Sunday, October 1, 2017

Echoes from Beyond

BBC2 PLAYHOUSE - THE BREAKTHROUGH (1975)
BBC2 PLAYHOUSE - MRS ACLAND'S GHOSTS (1975)
BBC2 PLAYHOUSE THE MIND BEYOND (1976)

Irene Shubik's Play for Today: The Evolution of Television Drama is an account of her career that has become the standard reference work on the subject. Shubik had devised ABC's OUT OF THIS WORLD before moving to the BBC, where her influence on the development of the single play encompassed OUT OF THE UNKNOWN, THE WEDNESDAY PLAY/PLAY FOR TODAY, WESSEX TALES and PLAYHOUSE.

DAPHNE Du Maurier's THE BREAKTHROUGH tells of Saunders (Simon Ward), sent to a remote government lab to help prove a theoretical energy.
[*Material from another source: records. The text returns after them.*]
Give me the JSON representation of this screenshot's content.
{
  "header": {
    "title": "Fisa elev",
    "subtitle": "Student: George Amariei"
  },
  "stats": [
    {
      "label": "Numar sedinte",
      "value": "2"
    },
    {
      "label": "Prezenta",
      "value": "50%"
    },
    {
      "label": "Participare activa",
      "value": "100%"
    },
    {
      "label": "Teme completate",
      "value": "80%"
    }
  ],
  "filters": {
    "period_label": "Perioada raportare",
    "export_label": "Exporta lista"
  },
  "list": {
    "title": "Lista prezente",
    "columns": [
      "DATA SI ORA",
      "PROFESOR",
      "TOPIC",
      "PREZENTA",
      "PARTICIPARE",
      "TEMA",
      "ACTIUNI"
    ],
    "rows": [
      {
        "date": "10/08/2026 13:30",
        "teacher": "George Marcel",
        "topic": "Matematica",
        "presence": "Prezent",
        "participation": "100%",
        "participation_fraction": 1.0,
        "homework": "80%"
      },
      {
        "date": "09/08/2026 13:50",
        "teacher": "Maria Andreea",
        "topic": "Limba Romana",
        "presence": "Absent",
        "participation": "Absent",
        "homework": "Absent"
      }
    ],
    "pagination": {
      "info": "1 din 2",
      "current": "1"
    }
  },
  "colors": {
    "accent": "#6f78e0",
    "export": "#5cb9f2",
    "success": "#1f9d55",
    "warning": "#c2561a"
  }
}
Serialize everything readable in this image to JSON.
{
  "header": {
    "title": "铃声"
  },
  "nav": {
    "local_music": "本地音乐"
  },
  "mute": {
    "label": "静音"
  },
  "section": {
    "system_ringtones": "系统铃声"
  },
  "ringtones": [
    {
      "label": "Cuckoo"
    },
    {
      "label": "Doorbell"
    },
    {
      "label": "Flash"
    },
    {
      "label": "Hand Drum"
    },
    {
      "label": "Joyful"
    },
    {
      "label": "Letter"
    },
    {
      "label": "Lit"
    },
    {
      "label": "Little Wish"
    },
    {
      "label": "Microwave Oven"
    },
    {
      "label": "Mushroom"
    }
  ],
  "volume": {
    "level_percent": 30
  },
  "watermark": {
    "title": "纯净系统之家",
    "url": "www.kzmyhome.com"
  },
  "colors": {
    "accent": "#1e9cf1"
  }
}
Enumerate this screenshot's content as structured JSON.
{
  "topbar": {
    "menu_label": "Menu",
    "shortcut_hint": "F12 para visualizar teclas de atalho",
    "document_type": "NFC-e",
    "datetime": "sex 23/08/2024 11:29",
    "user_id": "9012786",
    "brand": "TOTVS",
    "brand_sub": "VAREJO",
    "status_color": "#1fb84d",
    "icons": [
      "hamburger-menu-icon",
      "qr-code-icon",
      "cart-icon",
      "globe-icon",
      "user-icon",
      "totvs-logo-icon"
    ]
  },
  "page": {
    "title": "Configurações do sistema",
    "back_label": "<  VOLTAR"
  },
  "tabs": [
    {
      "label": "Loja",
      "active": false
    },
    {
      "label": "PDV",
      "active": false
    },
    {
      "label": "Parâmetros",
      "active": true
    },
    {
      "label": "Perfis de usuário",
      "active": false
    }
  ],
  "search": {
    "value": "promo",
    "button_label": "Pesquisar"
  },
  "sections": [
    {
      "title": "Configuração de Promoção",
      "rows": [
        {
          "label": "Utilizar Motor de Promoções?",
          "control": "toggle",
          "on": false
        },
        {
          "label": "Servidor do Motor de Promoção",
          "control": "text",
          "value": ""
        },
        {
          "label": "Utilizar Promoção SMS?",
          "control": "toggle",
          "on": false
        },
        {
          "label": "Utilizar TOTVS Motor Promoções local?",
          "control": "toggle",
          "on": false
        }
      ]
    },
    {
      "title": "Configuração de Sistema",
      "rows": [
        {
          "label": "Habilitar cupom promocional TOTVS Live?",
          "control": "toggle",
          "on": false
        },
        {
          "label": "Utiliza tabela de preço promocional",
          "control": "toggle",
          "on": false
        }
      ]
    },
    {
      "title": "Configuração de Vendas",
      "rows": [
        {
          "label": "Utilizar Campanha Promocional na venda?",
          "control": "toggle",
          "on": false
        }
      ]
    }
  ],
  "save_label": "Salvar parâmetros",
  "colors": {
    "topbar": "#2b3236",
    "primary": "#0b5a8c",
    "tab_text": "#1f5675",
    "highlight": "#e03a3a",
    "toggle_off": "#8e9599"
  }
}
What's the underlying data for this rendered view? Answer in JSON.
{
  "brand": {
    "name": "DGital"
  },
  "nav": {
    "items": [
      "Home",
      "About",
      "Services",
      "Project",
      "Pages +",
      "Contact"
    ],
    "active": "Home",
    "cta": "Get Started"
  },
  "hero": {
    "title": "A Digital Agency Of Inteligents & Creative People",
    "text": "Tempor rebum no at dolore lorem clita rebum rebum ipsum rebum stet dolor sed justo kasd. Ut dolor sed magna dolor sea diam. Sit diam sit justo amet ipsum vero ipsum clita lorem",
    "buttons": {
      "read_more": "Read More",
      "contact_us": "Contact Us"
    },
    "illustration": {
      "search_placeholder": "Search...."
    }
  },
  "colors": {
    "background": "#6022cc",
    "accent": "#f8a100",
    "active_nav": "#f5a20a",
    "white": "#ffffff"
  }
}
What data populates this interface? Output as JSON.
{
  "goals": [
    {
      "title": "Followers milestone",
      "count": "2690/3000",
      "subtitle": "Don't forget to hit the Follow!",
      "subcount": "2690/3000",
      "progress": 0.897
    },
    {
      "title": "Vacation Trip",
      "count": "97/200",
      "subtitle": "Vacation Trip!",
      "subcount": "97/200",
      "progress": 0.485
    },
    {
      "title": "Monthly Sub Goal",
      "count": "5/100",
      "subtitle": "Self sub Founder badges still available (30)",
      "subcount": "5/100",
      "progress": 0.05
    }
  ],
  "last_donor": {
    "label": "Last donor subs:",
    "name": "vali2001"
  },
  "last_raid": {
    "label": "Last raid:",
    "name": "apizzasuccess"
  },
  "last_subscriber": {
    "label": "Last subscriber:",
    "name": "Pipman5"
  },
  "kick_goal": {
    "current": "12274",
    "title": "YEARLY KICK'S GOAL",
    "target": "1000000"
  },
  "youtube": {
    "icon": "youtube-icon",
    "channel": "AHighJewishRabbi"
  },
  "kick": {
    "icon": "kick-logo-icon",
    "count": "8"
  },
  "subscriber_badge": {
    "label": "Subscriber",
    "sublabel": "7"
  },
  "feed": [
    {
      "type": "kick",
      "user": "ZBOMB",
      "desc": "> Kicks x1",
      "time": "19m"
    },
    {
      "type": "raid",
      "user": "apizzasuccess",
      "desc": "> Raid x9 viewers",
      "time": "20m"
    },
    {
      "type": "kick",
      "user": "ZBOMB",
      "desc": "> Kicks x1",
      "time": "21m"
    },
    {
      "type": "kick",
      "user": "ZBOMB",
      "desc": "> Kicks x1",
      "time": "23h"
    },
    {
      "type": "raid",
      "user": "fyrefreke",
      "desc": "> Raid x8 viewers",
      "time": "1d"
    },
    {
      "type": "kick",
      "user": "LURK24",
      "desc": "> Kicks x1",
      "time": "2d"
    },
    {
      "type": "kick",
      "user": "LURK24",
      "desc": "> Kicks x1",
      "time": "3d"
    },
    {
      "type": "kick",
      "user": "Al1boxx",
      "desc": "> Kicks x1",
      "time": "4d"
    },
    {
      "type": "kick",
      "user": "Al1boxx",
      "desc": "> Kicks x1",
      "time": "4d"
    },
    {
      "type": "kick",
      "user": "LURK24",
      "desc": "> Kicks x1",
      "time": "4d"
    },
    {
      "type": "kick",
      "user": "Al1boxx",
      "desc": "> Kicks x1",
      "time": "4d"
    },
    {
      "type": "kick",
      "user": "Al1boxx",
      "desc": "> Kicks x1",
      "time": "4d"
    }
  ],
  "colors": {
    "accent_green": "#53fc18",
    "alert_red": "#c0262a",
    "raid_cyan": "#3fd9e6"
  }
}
The experiment involves a subject close to death, as well as in a computer-induced hypnotic trance and telepathic communication. The person is a mentally deficient but psychically gifted child - possibly affected by the death of her twin - who can report the dying sensations posthumously. Lacking any clear resolution and suffering from limiting studio sets and stifled performances, there is too much speculation to enable the drama to breath, even in its Suffolk exteriors. THE BREAKTHROUGH reminds of THE ASPHYX, which also documents spirits and near-death experiences before similarly descending into absurdity, but far more melancholic is William Trevor's MRS ACLAND'S GHOSTS, where tailor Mr Mockler (John Bluthal) receives a letter from stranger Mrs Acland (Sara Kestelman). The woman tells him of how the three ghosts of her childhood siblings have continued to make appearances to her; Mockler discovers that Mrs Acland is now in a mental institution - having been placed there by her husband - and was in fact an only child.

After these try-outs, BBC2 PLAYHOUSE mutated into THE MIND BEYOND. In the first three tales Meriel the Ghost Girl explores the contradictory nature of psychic experiences, opening with George Livingston (Donald Pleasence) witnessing a convincing séance, only for the authenticity to be questioned in a film noir pastiche and re-evaluated by young reporter Robina Oliver (Janet Street-Porter, of all people); Double Echo sees autistic teenager Alison Fisher (Geraldine Cowper) treated by Harley Street Dr Mallam (Jeremy Kemp), only for the pair to develop a telekinetic bond that can see into the future; and in The Love of a Good Woman, after the death of his first wife, Henry Ridout (William Lucas) remarries and builds a new life in a harbour town. But his dead wife' s restless spirit communicates with him through his young daughter.

Penguin released The Mind Beyond to accompany the series, which was edited by Shubik. All the writers provided prose versions of their teleplays, with the exception of Stones, which was adapted by the producer herself.

The second half of the series starts with The Daedalus Equations, where mathematical variables from a dead scientist are channelled into money-grabbing psychic fraud Eileen Gray (Megs Jenkins), yet the equations continue; Stones details the plans of a Stonehenge relocation to Hyde Park to boost tourist revenues, with academic Nicholas Reeve (Richard Pasco) realising that the disappearance of three children is linked to their fathers ownership of the last-known copies of Stonehenge Defended; and The Man with the Power is a second coming of a (black) Christ story, where Boysie (Willie Jonah) embarks on a divine quest, leaving his girlfriend, home and job.

The opening titles of THE MIND BEYOND usher the viewer into a world of haunted faces and electrical impulses, a twilight domain away from rational human senses. The eight PLAYHOUSE's under consideration here typify the giddy pseudoscientific and paranormal so prevalent in 70's BBC drama, but the centre staging of mentally-disturbed characters - and Livington's questionable interest in the naked Meriel the Ghost Girl - clash with the more conventional yarns of mysteries better left alone; and in The Man with the Power, religious allegory seems a leap too far. But the productions are a goldmine for familiar faces: Anna Massey is the brittle wife of Henry Ridout, Linda Hayden's sister Jane admits to being Meriel, and Michael Bryant and Peter Sallis appear in The Daedalus Equations as earnest professor and lurking intelligence man respectively.